An innovative window heat recovery (WHR) system with heat pipe technology: Analytical, CFD, experimental analysis and building retrofit performance

This paper addresses the numerical and experimental performance analysis of a windows heat recovery system made of heat pipes. For modelling, the heat pipe is considered as a pseudo solid material with high value of effective thermal conductivity. An experimental investigation using a window heat recovery prototype was carried out to predict the value of effective thermal conductivity of the heat pipes and to validate the numerical model. After validation, a parametric analysis was conducted to investigate the performance of the recovery system for different working conditions (mass flow rate and temperature difference between exhausted and supplied air). Based on the performance obtained in the parametric analysis, energy performance in building and the impact on velocity and pressure distributions are also evaluated with the support of CFD analysis. It is found that the effectiveness of window heat recovery made of heat pipes depends on ventilation rate and temperature difference between exhausted and supplied air. Increasing ventilation rates and temperature differences decrease the effectiveness. For ventilation rate between 10–60 m 3/h and temperature difference 10–30 °C, effectiveness between 65%–95% and pressure drop 4–80 Pa are obtained.

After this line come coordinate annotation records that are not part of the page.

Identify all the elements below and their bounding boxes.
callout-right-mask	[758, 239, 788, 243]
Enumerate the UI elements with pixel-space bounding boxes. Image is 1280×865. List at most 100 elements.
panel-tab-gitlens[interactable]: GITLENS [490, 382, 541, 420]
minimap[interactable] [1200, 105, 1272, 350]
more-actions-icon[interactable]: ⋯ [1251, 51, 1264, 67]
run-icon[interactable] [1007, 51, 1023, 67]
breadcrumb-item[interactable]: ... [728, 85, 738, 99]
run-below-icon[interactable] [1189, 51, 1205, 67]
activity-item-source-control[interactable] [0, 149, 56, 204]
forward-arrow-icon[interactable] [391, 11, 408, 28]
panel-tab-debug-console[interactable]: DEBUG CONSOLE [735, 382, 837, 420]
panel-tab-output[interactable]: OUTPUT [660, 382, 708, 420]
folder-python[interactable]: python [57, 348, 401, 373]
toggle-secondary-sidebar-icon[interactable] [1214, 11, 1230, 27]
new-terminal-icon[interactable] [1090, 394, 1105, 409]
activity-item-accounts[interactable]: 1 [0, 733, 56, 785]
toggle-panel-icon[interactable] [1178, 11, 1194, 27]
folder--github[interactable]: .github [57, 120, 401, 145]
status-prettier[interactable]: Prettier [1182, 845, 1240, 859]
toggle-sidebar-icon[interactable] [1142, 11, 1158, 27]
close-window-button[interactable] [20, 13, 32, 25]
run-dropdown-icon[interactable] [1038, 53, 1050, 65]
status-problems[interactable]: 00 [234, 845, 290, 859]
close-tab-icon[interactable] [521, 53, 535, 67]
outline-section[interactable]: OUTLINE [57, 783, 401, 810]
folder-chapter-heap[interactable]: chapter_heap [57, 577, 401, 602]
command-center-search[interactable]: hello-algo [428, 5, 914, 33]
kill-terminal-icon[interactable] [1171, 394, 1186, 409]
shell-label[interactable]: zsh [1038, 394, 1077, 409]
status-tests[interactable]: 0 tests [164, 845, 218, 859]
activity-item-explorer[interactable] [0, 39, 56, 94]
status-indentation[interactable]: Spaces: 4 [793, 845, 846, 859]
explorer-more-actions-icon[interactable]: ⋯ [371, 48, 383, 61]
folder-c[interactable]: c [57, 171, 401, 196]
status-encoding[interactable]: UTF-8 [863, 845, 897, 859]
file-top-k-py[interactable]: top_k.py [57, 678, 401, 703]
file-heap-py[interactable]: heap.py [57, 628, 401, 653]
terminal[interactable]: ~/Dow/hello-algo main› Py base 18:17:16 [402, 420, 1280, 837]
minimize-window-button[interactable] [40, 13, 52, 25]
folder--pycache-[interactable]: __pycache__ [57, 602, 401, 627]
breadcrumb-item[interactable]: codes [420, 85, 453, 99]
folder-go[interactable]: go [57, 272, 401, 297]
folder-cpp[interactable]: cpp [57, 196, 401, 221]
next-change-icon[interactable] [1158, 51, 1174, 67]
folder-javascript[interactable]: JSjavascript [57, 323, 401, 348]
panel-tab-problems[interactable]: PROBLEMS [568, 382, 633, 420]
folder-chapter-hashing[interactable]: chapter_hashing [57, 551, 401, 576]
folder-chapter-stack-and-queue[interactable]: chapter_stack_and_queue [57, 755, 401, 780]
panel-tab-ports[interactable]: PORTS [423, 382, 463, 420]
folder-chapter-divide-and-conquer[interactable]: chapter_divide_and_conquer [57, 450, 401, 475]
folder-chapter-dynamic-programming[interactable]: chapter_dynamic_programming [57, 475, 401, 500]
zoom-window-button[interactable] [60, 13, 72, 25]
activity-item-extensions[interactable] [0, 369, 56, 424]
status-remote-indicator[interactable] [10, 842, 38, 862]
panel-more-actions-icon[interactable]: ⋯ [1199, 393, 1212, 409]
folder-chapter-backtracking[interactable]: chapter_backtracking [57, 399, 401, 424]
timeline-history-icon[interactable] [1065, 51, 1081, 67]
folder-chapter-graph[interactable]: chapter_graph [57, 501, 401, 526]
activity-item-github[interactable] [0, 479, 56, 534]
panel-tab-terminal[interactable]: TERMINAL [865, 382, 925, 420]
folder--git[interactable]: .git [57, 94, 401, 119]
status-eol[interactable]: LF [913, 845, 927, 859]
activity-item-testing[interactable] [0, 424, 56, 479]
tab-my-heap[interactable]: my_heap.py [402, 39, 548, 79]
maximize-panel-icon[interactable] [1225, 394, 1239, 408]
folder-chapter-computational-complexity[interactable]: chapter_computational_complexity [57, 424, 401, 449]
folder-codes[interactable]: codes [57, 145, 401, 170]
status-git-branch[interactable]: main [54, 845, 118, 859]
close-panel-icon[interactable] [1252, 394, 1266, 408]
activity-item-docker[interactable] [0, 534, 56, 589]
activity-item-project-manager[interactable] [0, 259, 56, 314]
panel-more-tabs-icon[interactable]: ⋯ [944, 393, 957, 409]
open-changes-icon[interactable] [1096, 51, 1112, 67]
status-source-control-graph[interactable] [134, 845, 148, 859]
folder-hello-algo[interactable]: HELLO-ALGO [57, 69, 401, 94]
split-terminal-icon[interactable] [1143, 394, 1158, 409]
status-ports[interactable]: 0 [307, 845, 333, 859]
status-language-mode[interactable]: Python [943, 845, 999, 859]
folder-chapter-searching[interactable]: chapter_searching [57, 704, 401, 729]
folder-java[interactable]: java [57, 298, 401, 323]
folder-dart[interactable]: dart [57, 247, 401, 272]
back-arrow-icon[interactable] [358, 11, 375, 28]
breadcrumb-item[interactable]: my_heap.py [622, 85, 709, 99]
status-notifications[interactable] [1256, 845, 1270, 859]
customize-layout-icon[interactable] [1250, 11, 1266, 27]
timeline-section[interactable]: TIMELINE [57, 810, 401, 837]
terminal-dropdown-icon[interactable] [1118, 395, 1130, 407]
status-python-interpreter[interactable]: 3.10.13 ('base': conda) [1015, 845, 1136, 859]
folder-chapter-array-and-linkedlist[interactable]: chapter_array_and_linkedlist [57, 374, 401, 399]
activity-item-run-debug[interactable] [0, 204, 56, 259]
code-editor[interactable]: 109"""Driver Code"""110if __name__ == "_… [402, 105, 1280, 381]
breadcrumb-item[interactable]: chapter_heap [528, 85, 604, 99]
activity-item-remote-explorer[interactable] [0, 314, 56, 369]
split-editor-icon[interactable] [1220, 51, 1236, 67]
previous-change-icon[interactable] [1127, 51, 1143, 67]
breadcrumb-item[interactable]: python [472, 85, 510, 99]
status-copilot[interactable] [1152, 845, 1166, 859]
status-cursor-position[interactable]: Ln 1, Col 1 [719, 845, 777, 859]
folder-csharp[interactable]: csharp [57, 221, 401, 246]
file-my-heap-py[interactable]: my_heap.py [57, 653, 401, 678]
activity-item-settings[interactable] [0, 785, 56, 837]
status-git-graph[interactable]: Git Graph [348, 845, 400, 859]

For performance in building, the power consumption can be reduced between 3%–24% and the thermal comfort increased. •Effectiveness of window heat recovery depends on ventilation rate and temperature.•Ventilation rates have the most significant impact on effectiveness.•Higher ventilation rate and temperature difference decrease the effectiveness.•The increase of ventilation rate could enlarge the monthly heating demand.•Window heat recovery can improve the thermal comfort in building.